One might ask why there is such a large peak performance gap between many-thread GPUs and multicore CPUs. The answer lies in the differences in the fundamental design philosophies between the two types of processors, as illustrated below.

CPU: latency-oriented design

The design of CPU is optimized for sequential code performance:

1. The arithmetic units and operand data delivery logic are designed to minimize the effective latency of arithmetic operations at the cost of increased use of chip area and power per unit.
2. Large last-level on-chip caches are designed to capture frequently accessed data and convert some of the long-latency memory access into short-latency cache accesses.
3. Sophisticated branch prediction logic and execution control logic are used to mitigate the latency of conditional branch instructions. This design approach is commonly referred to as latency-oriented design. By reducing the latency of operations, the CPU hardware reduces the execution latency of each individual thread. However, the low-latency arithmetic units, sophisticated operand delivery logic, large cache memory, and control logic consume chip area and power that could otherwise be used to provide more arithmetic execution units and memory access channels. 🤯🤯🤯!

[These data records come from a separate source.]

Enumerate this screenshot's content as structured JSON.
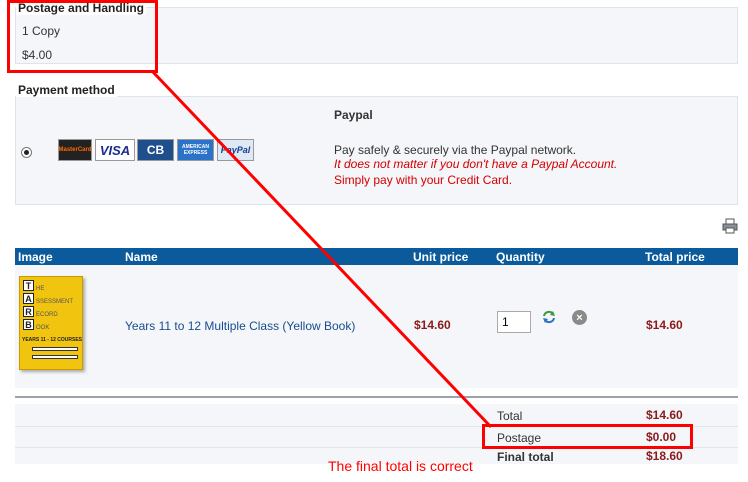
{
  "postage": {
    "title": "Postage and Handling",
    "copies": "1 Copy",
    "amount": "$4.00"
  },
  "payment": {
    "title": "Payment method",
    "option_name": "Paypal",
    "line1": "Pay safely & securely via the Paypal network.",
    "line2": "It does not matter if you don't have a Paypal Account.",
    "line3": "Simply pay with your Credit Card.",
    "cards": [
      "MasterCard",
      "VISA",
      "CB",
      "AMERICAN EXPRESS",
      "PayPal"
    ]
  },
  "cart": {
    "columns": [
      "Image",
      "Name",
      "Unit price",
      "Quantity",
      "Total price"
    ],
    "item": {
      "name": "Years 11 to 12 Multiple Class (Yellow Book)",
      "unit_price": "$14.60",
      "quantity": "1",
      "total_price": "$14.60",
      "cover": {
        "letters": [
          "T",
          "A",
          "R",
          "B"
        ],
        "words": [
          "HE",
          "SSESSMENT",
          "ECORD",
          "OOK"
        ],
        "caption": "YEARS 11 - 12 COURSES"
      }
    },
    "totals": {
      "total_label": "Total",
      "total_value": "$14.60",
      "postage_label": "Postage",
      "postage_value": "$0.00",
      "final_label": "Final total",
      "final_value": "$18.60"
    }
  },
  "annotation": {
    "text": "The final total is correct",
    "color": "#ff0000"
  }
}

GPU: throughput-oriented design

The design philosophy of GPUs, on the other hand, has been shaped by the fast-growing video game industry, which experts tremendous economic pressure for the ability to perform a massive number of floating-point calculations and memory access per frame in advanced games. This demand motivates GPU vendors to look for ways to maximize the chip area and power budget dedicated to floating-point calculations and memory access throughput.

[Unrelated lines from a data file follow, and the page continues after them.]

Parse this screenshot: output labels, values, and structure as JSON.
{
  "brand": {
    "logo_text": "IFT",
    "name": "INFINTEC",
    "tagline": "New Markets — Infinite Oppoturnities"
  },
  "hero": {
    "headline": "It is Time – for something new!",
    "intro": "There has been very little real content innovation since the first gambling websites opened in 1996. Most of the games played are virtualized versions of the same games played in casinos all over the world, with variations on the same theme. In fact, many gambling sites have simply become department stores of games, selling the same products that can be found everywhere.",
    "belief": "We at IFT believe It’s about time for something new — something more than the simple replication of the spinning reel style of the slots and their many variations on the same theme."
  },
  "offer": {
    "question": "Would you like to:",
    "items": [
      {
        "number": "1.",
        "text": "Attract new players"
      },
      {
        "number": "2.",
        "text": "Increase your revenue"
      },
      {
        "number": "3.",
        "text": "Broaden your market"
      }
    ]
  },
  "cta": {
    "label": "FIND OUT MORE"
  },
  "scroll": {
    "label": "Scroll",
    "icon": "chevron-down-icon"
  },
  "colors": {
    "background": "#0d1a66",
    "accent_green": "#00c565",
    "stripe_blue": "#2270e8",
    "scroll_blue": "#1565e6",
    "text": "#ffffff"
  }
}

1. A GPU must be capable of moving extremely large amount of data into and out of graphics frame buffers in its DRAM (dynamic random-access memory). The relaxed memory model (the way in which various system software, applications, and I/O devices expect their memory access to work) that is commonly accepted by game applications also makes it easier for the GPUs to support massive parallelism in accessing memory. In contrast, general-purpose processors must satisfy requirements from legacy operating systems, applications, and I/O devices that present more challenges to supporting parallel memory accesses and thus make it more difficult to increase the throughput of memory accesses, commonly referred to as memory bandwidth. As a result, graphics chips have been operating at approximately 10 times the memory bandwidth of contemporaneously available CPU chips, and we expect that the GPUs will continue to be at an advantage in terms of memory bandwidth for some time.
2. An import observation is that reducing latency is much more expensive than increasing throughput in terms of power and chip area. Therefore the prevailing solution in GPUs is to optimize for the execution throughput of massive numbers of threads rather than reducing the latency of individual threads. This design approach saves chip area and power by allowing pipelined memory channels and arithmetic operations to have long latency. The reduction in area and power of the memory access hardware and arithmetic units allows the GPU designers to have more of them on a chip and thus increase the total execution throughput. There are smaller number of larger arithmetic units and a smaller number of memory channels in the CPU design, in contrast to the larger number of smaller arithmetic units and a larger number of memory channels in the GPU design. The application software for these GPUs is expected to be written with a large number of parallel threads. The hardware takes advantage of the large number of threads to find work to do when some of them are waiting for long-latency memory access or arithmetic operations. Small cache memories in GPU are provided to help control the bandwidth requirements of these applications so that multiple threads that access the same memory data do not all need to go to the DRAM. This design style is commonly referred to as throughput-oriented design, as it strives to maximize the total execution throughput of a large number of threads while allowing individual threads to take a potentially much longer time to execute.

CUDA

It should be clear that GPUs are designed as parallel, throughput-oriented computing engines, and they will not perform well on some tasks on which CPUs are designed to perform well. For programs that have one or very few threads, CPUs with lower operation latencies can achieve much higher performance than CPUs. When a program has a large number of threads, GPUs with higher execution throughput can achieve much higher performance than CPUs. Therefore one should expect that many applications use both CPUs and GPUs. This is why the Compute Unified Device Architecture (CUDA) programming model, introduced by NVIDIA in 2007, is designed to support joint CPU-GPU execution of an application.